Geoff Freeman, senior vice president, U.S. Travel, anticipates the Treasury Department’s guidelines regarding executive compensation for recipients of Troubled Asset Relief Program funds will be released this week, and “we do not expect Treasury to focus significantly on travel provisions. Our next success will be for Treasury to say that the boards of directors of TARP companies will put a policy in place that will prevent travel [and meetings] from being excessive and luxurious.”

Ideally, adds Freeman, Treasury’s recommendation will be that boards should adopt the guidelines written by U.S. Travel and the meetings industry coalition back in February and that each company should not write its own policy. “Treasury is not going to micromanage meetings and events, because we did a good job in making our case,” predicts Freeman.

But don’t be lulled into complacency, warns Freeman. “This should be a wake-up call for everybody. It shows that when we [the travel industry] collaborate, we can be an influential force in Washington, D.C.,” he says. “We can think we’ve taken care of this, but [complacency] … will lead to another issue just like this. And there will be a whole new issue to identify.”

To “prepare for that next fight,” Freeman says, the meetings industry, led by the Convention Industry Council, is undertaking a yearlong economic industry study. It will be modeled after a study conducted in Canada by Meeting Professionals International Foundation Canada, released earlier this year and based on the United Nations World Tourism Organization’s measurement model.

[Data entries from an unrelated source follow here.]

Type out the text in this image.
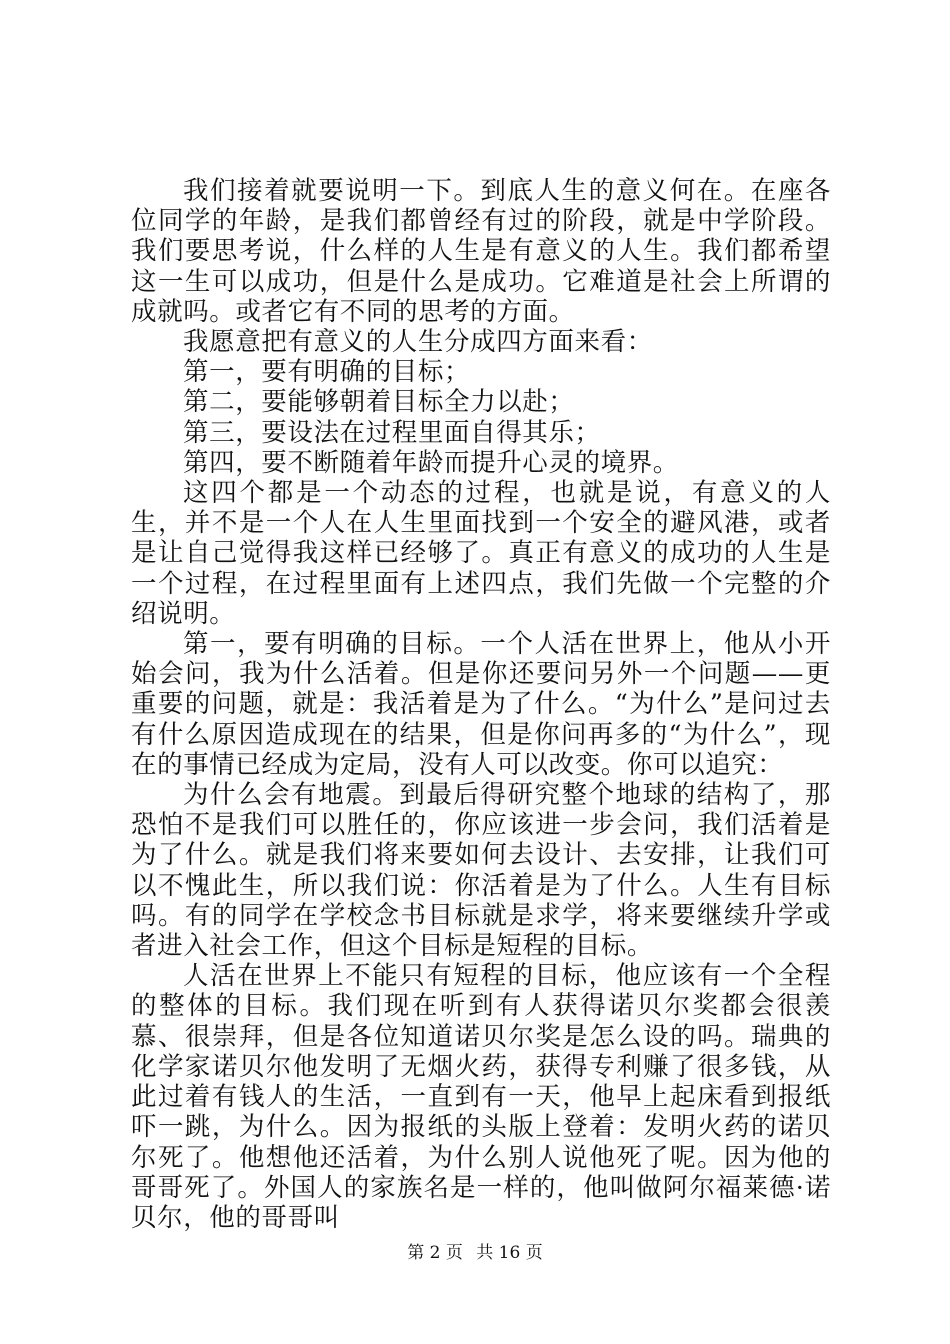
我们接着就要说明一下。到底人生的意义何在。在座各位同学的年龄，是我们都曾经有过的阶段，就是中学阶段。我们要思考说，什么样的人生是有意义的人生。我们都希望这一生可以成功，但是什么是成功。它难道是社会上所谓的成就吗。或者它有不同的思考的方面。

我愿意把有意义的人生分成四方面来看：

第一，要有明确的目标；

第二，要能够朝着目标全力以赴；

第三，要设法在过程里面自得其乐；

第四，要不断随着年龄而提升心灵的境界。

这四个都是一个动态的过程，也就是说，有意义的人生，并不是一个人在人生里面找到一个安全的避风港，或者是让自己觉得我这样已经够了。真正有意义的成功的人生是一个过程，在过程里面有上述四点，我们先做一个完整的介绍说明。

第一，要有明确的目标。一个人活在世界上，他从小开始会问，我为什么活着。但是你还要问另外一个问题——更重要的问题，就是：我活着是为了什么。“为什么”是问过去有什么原因造成现在的结果，但是你问再多的“为什么”，现在的事情已经成为定局，没有人可以改变。你可以追究：

为什么会有地震。到最后得研究整个地球的结构了，那恐怕不是我们可以胜任的，你应该进一步会问，我们活着是为了什么。就是我们将来要如何去设计、去安排，让我们可以不愧此生，所以我们说：你活着是为了什么。人生有目标吗。有的同学在学校念书目标就是求学，将来要继续升学或者进入社会工作，但这个目标是短程的目标。

人活在世界上不能只有短程的目标，他应该有一个全程的整体的目标。我们现在听到有人获得诺贝尔奖都会很羡慕、很崇拜，但是各位知道诺贝尔奖是怎么设的吗。瑞典的化学家诺贝尔他发明了无烟火药，获得专利赚了很多钱，从此过着有钱人的生活，一直到有一天，他早上起床看到报纸吓一跳，为什么。因为报纸的头版上登着：发明火药的诺贝尔死了。他想他还活着，为什么别人说他死了呢。因为他的哥哥死了。外国人的家族名是一样的，他叫做阿尔福莱德·诺贝尔，他的哥哥叫

第 2 页 共 16 页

When the attacks on meetings and incentives began late last fall, Freeman says, “We kept saying, if they only knew about our economic impact. We did not have the data we needed; we were not properly armed.”

But U.S. Travel, as the go-to advocacy voice for the meetings industry, is not waiting for the study, which will be “bulletproof,” according to Freeman, to go into action. “Our researchers, our economist PhDs, are able to determine the impact of meetings and events apart from business travel and leisure travel.” Using the Travel Economic Impact Model, U.S. Travel tracks the total impact of travel in the United States at $740 billion in annual spend. There’s already a breakout of meeting and event spend by state on the Meetingsmeanbusiness.com Web site.

Next will be a city-by-city analysis. “We are getting ready to release the economic impact of meetings and events in the top 250 metropolitan statistical areas,” says Freeman.